The designation follows over a year of increasingly complex restrictions against the Chinese tech giants amid US allegations that the companies have engaged in technology theft and unfair market competition. Both firms have vocally denied the claims.
The US Federal Communications Commission (FCC) has designated Chinese tech firms Huawei and ZTE as national security threats to the United States, commission chairman Ajit Pai announced Tuesday.
Pai followed up the tweet with a Chinese-language version to make sure Beijing got the message.
He added that the decision was made accounting for “input from Congress, the Executive Branch, the intelligence community, allies, and communications service providers,” and that that the designation was supported on the basis of the “overwhelming weight of evidence.” He did not go into detail regarding what this evidence was.
The United States has previously accused Huawei, ZTE, and their subsidiaries and affiliates of collaborating with Chinese intelligence services and of using equipment for illegal surveillance purposes.

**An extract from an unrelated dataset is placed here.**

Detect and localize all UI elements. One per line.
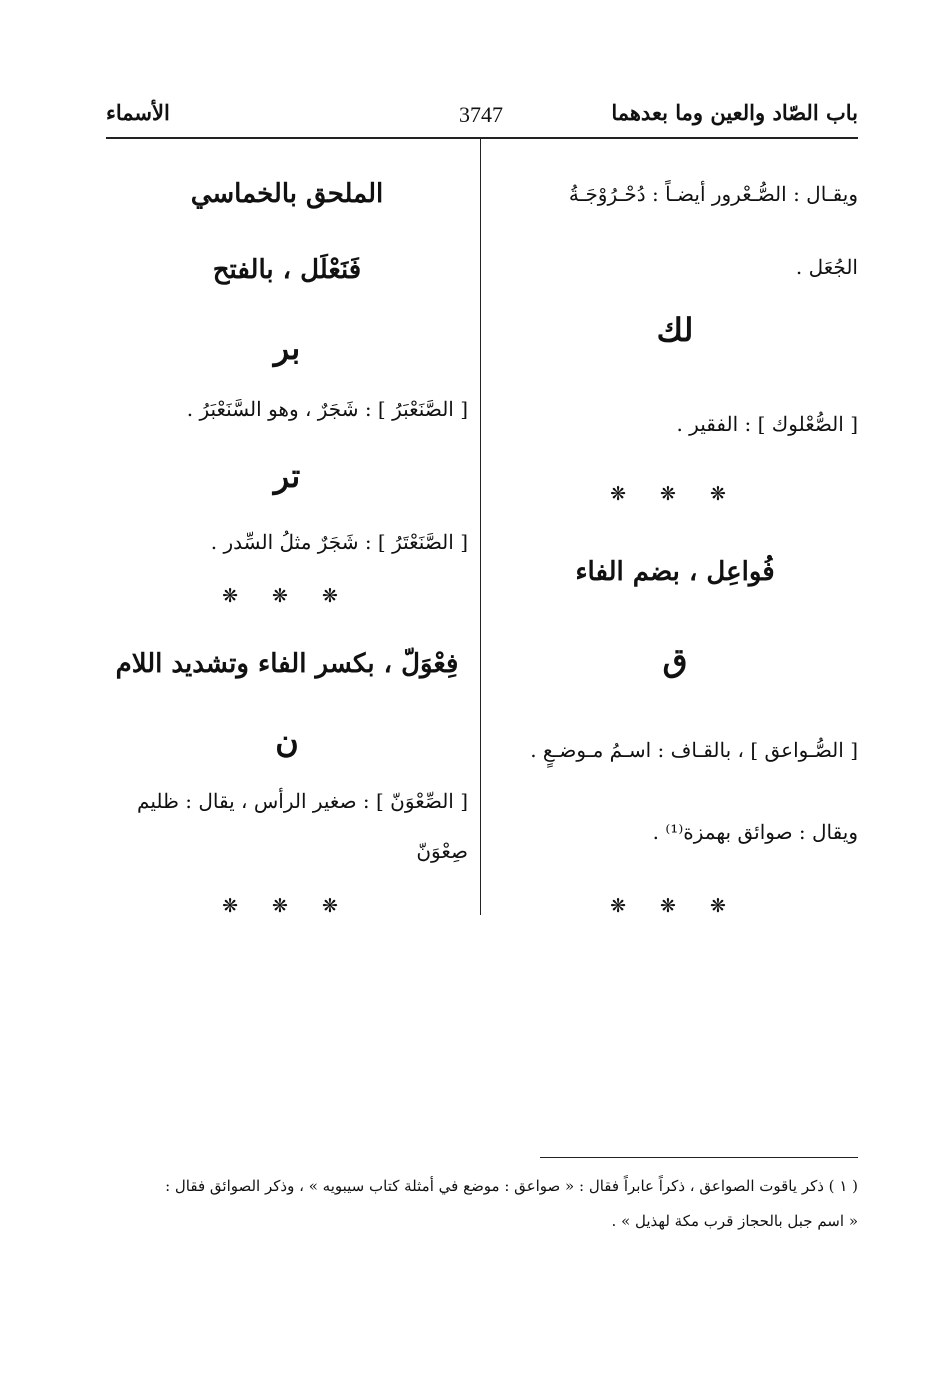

Separately, US officials have claimed that the Chinese high tech companies have engaged in illegal business practices including technology theft. The tech firms have refuted these claims as unjustified, evidence-free and politically motivated, and accused Washington of seeking to limit free market competition.
The tech dispute is part of a broader conflict between the economic superpowers, which includes a trade war where hundreds of billions of dollars are at stake, as well as geopolitical tensions over the South China Sea, Hong Kong, and Taiwan, and back-and-forth claims by both sides regarding the origins of the coronavirus pandemic.
In addition to the restrictions in the US itself, Washington has sought to pressure its European allies to reject Chinese high-tech products, including Huawei’s bid to become a major global supplier of next-gen 5G internet infrastructure.